This Article is From Aug 26, 2023

'Inside The OTP Mafia' Exposes Dark Underbelly Of Transnational Cyber Crime

NDTV's 25-minute documentary "Inside The OTP Mafia: Nuh To New York" exposes the dark underbelly of OTP scams

NDTV documentary "Inside The OTP Mafia: Nuh To New York" exposes dark underbelly of OTP scams

New Delhi:

Most people at some point have received offers of a loan, a warning that bank cards will be blocked, and even an X-rated video starring the people who received the message. While some are lucky - they hang up and forget about "that annoying call" - others are not. They lose hard-earned money and in extreme, very unfortunate cases - their lives too.
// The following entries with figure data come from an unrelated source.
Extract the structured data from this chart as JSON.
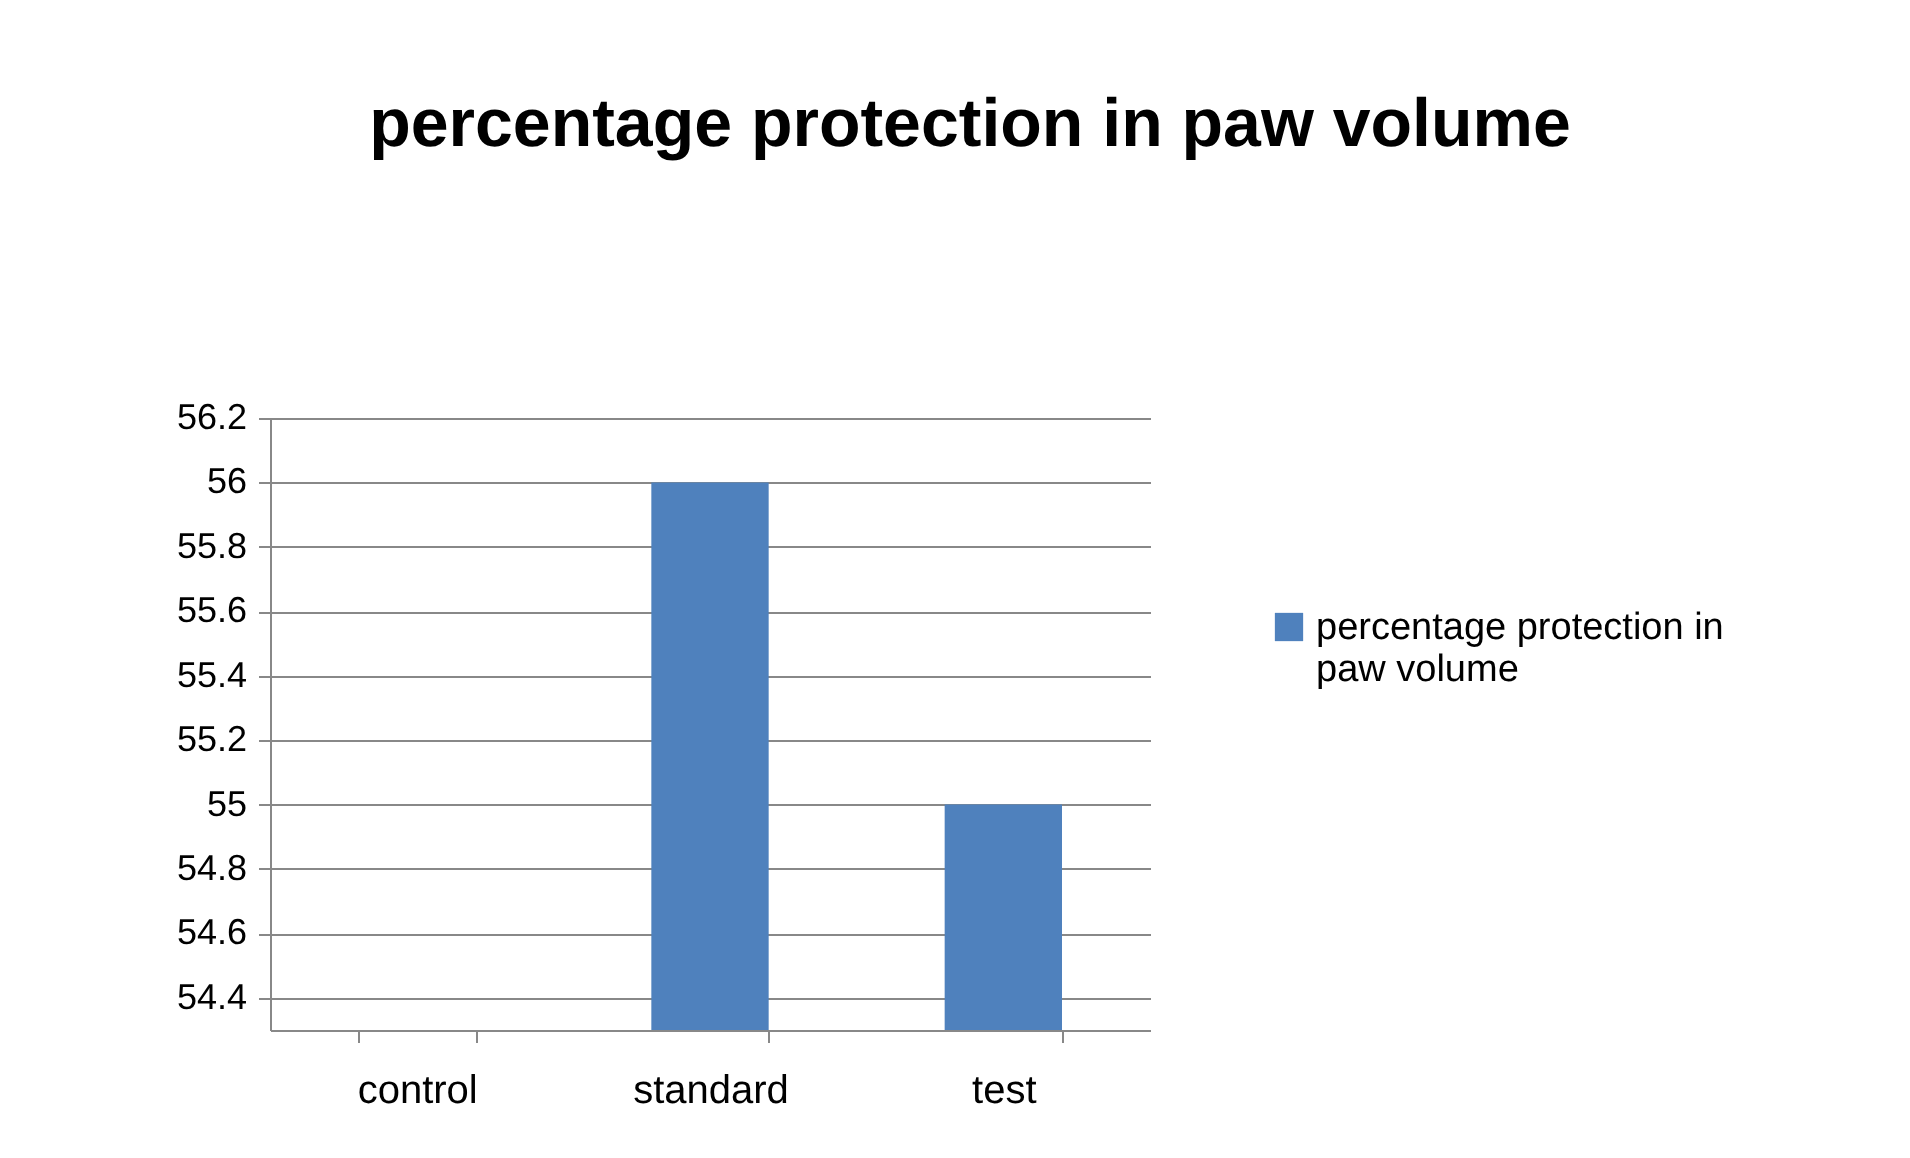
{
  "chart_data": {
    "type": "bar",
    "title": "percentage protection in paw volume",
    "categories": [
      "control",
      "standard",
      "test"
    ],
    "series": [
      {
        "name": "percentage protection in paw volume",
        "color": "#4f81bd",
        "values": [
          null,
          56,
          55
        ]
      }
    ],
    "ylim": [
      54.3,
      56.2
    ],
    "yticks": [
      54.4,
      54.6,
      54.8,
      55,
      55.2,
      55.4,
      55.6,
      55.8,
      56,
      56.2
    ],
    "grid": "y",
    "legend": "right"
  }
}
NDTV's 25-minute documentary "Inside The OTP Mafia: Nuh To New York" exposes this dark underbelly of OTP scams, blackmailing and sextortion with never-before-seen footage of a live raid by the Haryana Police, a tell-all chat with the Federal Bureau of Investigation's (FBI) top expert and a bombshell interview with two, top-of-the-line scammers.

A live sextortion call for our cameras also lays bare India's most dangerous minds.
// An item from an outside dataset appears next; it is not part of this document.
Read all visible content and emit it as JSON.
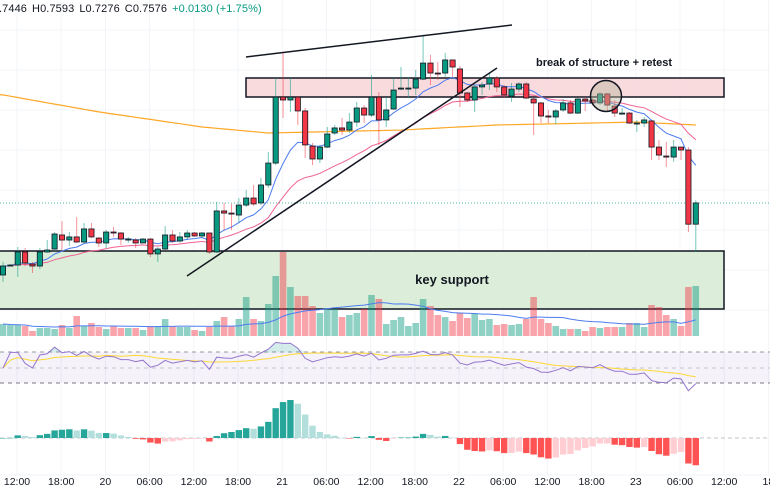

The thugs running this cartel are not some savvy techies sitting behind big, fancy screens in a city. These men and women are school dropouts operating from the comfort of their charpoys (yes, they work from home) in the fields of Jamtara, Nuh, Mathura, Bharatpur to name a few.

Boundaries are blurred as men from Noida call New Yorkers thousands of miles away. Stats reveal 45,000 Americans fell prey to these callers last year. Their arsenal: the most basic mobile phone handsets, hundreds of SIM cards, and bank accounts of innocent villagers.

"We got 140 cases a day in the US. We rely heavily with local law enforcement on combating this transnational... Some Indians in villages learn to speak like Americans from YouTube and other social media," the top FBI official told NDTV.

"Some of the cases include the loss of a few hundred dollars to a few thousands. It destroys entire savings and lives," the official said.

A woman in the US who was conned by an OTP mafia told NDTV she got a call from a 'government agency' claiming she needs to pay up for dealing in narcotics. Despite her denial, the calls kept coming and threatened her the officials would raid her. They told her she needs to pay first and then meet them.

"I lost thousands of dollars, about 75 per cent of my life's saving that I was planning to use after I retire. My son is 17 and is about to go to college. I have a differently abled daughter too," the woman told NDTV.

Thousands of SIM cards are used in the OTP scams. The Delhi Police had seized 22,000 SIM cards from one such OTP mafia in April this year.

Many of the senior citizens in the US do not expect such kinds of scams would happen in their country. They are very unsuspecting of it.

A few men who were involved in the scam, arrested and later released on bail, told NDTV that they spend their loot on entertainment and upgrading their lifestyle. "We have fun with the money," one of the men said.